Algues vertes


    la déferlante


    1er septembre 2004 par EchosMouche

      Algues vertes, la déferlantePour une fois, nous étions prévenus. Il ne nous manquait pas un bouton de guêtre. Elle allait arriver et nous étions fin prêts. Cette chronique d’une canicule annoncée et qui, fort heureusement, ne s’est pas produite, aura fait les choux gras de nos médias nationaux au cours d’un mois de juillet tristounet plus propice à laisser filer sa mouche au fil de l’eau qu’à lézarder sur une plage en bord de mer.

      A défaut de canicule, cette période estivale aura été marquée par quelques fortes chaleurs et de violents orages. La faible pluviométrie de l’hiver et du printemps derniers n’ayant pas permis de reconstituer nos réserves en eau, sur la plupart de nos rivières, les niveaux , sans pour cela être alarmant au début de cet été, n’en étaient pas moins bas au point qu’à la fin du mois de juillet la sécheresse touchait plusieurs départements français.

      Sur les façades maritimes, et plus particulièrement sur les côtes nord de la Bretagne, c’est à une véritable déferlante d’algues vertes que nous avons assisté. Ce phénomène semble s’amplifier d’année en année. De nombreux endroits, jusqu’alors épargnés, sont aujourd’hui "colonisés" par ce fléau colporté au grè des marées.

      Si le discours officiel tend à démontrer que la qualité de l’eau s’améliore, la situation sur le terrain et sur le littoral tend à prouver le contraire.
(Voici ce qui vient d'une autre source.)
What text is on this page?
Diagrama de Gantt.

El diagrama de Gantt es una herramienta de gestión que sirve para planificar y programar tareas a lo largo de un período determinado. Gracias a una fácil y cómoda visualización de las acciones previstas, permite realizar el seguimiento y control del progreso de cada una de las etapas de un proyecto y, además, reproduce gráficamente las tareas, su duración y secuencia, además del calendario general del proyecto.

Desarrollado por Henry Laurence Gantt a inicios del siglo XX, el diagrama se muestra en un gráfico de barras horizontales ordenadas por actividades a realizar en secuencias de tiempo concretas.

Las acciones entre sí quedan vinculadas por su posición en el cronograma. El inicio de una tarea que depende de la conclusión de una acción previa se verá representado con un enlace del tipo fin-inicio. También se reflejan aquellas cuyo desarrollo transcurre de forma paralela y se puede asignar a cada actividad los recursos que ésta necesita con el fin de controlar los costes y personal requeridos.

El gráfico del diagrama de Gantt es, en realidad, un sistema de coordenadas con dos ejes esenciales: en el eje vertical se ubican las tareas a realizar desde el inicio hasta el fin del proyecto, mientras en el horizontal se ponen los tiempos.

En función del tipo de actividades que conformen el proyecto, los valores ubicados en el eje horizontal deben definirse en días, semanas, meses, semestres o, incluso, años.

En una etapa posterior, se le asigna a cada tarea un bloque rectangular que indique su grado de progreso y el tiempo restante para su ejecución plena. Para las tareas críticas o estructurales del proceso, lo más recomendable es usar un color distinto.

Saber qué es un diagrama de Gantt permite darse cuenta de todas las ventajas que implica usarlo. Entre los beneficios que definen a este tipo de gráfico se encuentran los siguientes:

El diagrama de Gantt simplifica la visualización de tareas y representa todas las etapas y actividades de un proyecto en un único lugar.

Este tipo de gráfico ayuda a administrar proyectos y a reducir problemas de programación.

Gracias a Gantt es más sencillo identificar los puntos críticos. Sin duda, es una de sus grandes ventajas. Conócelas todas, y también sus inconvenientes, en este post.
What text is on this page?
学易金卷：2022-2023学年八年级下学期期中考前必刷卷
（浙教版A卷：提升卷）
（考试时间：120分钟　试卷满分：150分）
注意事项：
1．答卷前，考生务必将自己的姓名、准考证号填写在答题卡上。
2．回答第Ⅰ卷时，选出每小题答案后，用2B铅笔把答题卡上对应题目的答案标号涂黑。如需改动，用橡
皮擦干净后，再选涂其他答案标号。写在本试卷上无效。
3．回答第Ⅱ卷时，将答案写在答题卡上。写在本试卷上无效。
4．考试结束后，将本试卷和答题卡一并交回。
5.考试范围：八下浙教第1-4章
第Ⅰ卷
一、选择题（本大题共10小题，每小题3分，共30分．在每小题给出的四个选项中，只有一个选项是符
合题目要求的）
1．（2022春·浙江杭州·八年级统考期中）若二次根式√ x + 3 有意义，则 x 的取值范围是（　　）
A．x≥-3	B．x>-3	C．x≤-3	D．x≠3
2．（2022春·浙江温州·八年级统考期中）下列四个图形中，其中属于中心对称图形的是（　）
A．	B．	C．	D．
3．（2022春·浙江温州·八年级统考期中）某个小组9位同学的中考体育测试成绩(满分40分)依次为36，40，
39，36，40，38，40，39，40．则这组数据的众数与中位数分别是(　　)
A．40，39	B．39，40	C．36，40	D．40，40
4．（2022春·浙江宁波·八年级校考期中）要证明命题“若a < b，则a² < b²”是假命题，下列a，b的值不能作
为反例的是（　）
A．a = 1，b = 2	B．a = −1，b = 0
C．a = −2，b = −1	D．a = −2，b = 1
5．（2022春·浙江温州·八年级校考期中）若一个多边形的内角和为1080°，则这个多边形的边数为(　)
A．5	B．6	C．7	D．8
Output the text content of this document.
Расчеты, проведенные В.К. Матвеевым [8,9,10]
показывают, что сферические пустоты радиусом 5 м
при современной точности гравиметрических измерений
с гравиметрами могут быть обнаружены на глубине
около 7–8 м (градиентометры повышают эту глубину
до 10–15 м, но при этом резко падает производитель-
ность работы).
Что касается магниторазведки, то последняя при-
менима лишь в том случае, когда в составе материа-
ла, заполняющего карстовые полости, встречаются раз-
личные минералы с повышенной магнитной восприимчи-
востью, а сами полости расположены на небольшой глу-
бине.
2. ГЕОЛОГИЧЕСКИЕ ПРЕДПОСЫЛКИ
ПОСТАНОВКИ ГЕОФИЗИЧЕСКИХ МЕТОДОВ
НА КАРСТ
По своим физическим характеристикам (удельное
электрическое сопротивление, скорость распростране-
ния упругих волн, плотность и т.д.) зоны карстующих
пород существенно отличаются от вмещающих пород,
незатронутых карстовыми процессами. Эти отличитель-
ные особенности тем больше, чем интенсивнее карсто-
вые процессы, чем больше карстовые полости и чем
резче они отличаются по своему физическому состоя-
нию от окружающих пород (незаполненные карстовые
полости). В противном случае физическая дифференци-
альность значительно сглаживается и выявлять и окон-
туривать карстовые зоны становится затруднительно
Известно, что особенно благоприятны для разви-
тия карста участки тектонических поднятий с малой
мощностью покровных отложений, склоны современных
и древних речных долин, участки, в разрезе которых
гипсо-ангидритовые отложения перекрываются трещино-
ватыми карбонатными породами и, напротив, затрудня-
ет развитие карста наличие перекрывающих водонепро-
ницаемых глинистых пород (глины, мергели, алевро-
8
Malgré les nombreux coups de gueule, les nombreuses actions lancées par diverses associations et les divers plans mis en œuvre visant à limiter la quantité de nitrates rejetée dans nos rivières - et qui inévitablement se retrouveront dans nos estuaires et sur nos côtes - , le massacre continue.

      L’agriculture raisonnée dont on nous rabat les oreilles depuis des années est loin d’être chose acquise. Notre modèle agricole reste, majoritairement et viscéralement, productiviste. Il repose principalement, comme en Bretagne, sur des élevages hors-sol qui génèrent une telle quantité d’effluents qu’on ne sait plus comment s’en débarrasser. Bien que théoriquement règlementés, dans la pratique les épandages inconsidérés, voire sauvages, continuent au su et au vu de tous. Jusqu’où irons-nous ?

      Cet épisode montre, une fois de plus et s’il en était nécessaire, qu’un combat n’est jamais gagné et qu’il nous faut remettre sans cesse le travail sur le métier. La lutte continue. Elle sera longue, très longue et son issue ... incertaine.